IWMW: Xcri-cap files workshop

At this year’s IWMW (Institutional Web Management Workshop) I attended a workshop session on xcri-cap facilitated by Rob Englebright, from JISC and Claire Gibbons, Web and Marketing Manager at the University of Bradford.

A few attendees at the workshop came from one of the 63 institutions involved in the JISC course data programme (the xcri-cap project). Others were not involved but keen to find out how xcri-cap might benefit their institutions.

It was really interesting to hear Claire Gibbons talk about how Bradford are using the project to refine their course information handling processes, with the full backing of senior management. Having worked on Kent’s corporate website for five years, I saw many parallels between their experiences and ours at Kent.

Like Kent, updates to Bradford’s online prospectuses have historically been driven by the annual publication of print prospectuses, with the prospectus text then being cut and pasted online. Of course, this is not ideal because it doesn’t make the most of the online medium.

Print prospectuses tend to group programmes of study into broader subject areas – there just isn’t space to give a detailed description of each and every course.

Online there is the potential to produce course catalogues containing detailed information about each programme. At Kent, our course catalogues contain programme pages but many of them would benefit from more detailed, programme-specific content.

Producing an effective online course catalogue is a chief goal of our work on the xcri-cap project. For us, the steps to achieving this are:

  • Developing a CMS with workflow – to store, manage and output course data online
  • Collating the necessary information about each programme, and
  • Establishing a suitable process for keeping online course information up-to-date throughout the year

These are undoubtedly steps worth taking when you consider that an aim of the xcri-cap project is to allow prospective students to compare courses from a range of institutions. More pressingly, from September 2012 all universities will be required to carry a KIS ‘widget’ (a sidebar) on each of their undergraduate programme web pages.

The widget will display course-specific data aimed at helping students to decide whether the course is right for them and will represent value for money.  Producing more bespoke programme pages will help us contextualise the KIS data and help inform the decision-making of prospective students. The better suited a student is to a course, the more likely they are to graduate with a well-earned degree.

So there’s everything to gain from providing accurate and bespoke course information online.   The question for is: how do we best achieve this? As readers of this blog will know, we are already developing a new course content management system.
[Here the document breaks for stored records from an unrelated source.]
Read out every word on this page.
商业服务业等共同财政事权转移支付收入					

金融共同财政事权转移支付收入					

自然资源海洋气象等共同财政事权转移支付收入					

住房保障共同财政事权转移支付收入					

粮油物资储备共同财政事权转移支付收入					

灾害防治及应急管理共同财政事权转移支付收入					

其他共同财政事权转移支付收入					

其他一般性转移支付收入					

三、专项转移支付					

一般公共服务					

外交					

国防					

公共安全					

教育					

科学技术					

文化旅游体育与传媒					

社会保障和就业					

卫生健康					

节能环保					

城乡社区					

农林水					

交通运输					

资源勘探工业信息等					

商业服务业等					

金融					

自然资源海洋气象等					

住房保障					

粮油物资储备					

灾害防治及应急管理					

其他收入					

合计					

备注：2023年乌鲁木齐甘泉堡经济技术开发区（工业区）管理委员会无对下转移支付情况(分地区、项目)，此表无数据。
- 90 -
However, as many of us at the workshop agreed, it’s important  to keep sight of understanding, developing and refining the people-based processes which must lie at the heart of an efficient course information management system.

Standard

Improving the Modules Catalogue

Follow up demos of the Programmes Plant prototype application (see previous blog) went well and we have another technical sprint booked to begin on June 14th. This is a double sprint giving developers four weeks to work on the next version of the prototype. In preparation for this Mark Fendley, Scrum master and I met with customer representatives on Monday to refine user stories. Following a final sprint planning session on the first day of the sprint we will hand over to the developers to do their stuff.

Meantime the project team have begun the work of looking at Kent’s module catalogue. It is beyond the scope of our XCRI-CAP project to deliver a new application to deal with modules. The current module catalogue software works well but we have identified a few possible improvements which are within the project’s remit.  Our project plan states that we will do some work to

  • improve data quality,
  • add or enhance searching, grouping and collections functionality and ;
  • clarify the purpose and remit of the Modules Catalogue.

Nick Thurston kicked off the practical work on this by running validation reports to identify ‘orphaned’ modules – the Student Data system appears to confirm they exist and are active but detail is missing from the Modules catalogue. (Details of these modules are available on the School or Faculty websites). The missing data is not evenly spread across the schools – but I shall not name names.  Now these anomalies have been identified the Faculties have been asked to rectify things but that is just the beginning. To have a lasting legacy the project will put in place workflows to try and ensure data stays in synch in the future.

It is interesting to observe that as a result of getting stakeholders from departments who deal with the different parts of the module and programmes lifecycle many of the problems identified at the beginning of the project can be solved almost immediately. For example: Person A says I need to know when X happens. Person B says well when X happens we send out an email to Y & Z. Shall I add you that list? One of the greatest values of projects like the Kent  XCRI project is that it gets people together and gives them the space to talk about things. In our busy day-to- day working lives we often just don’t find time for that.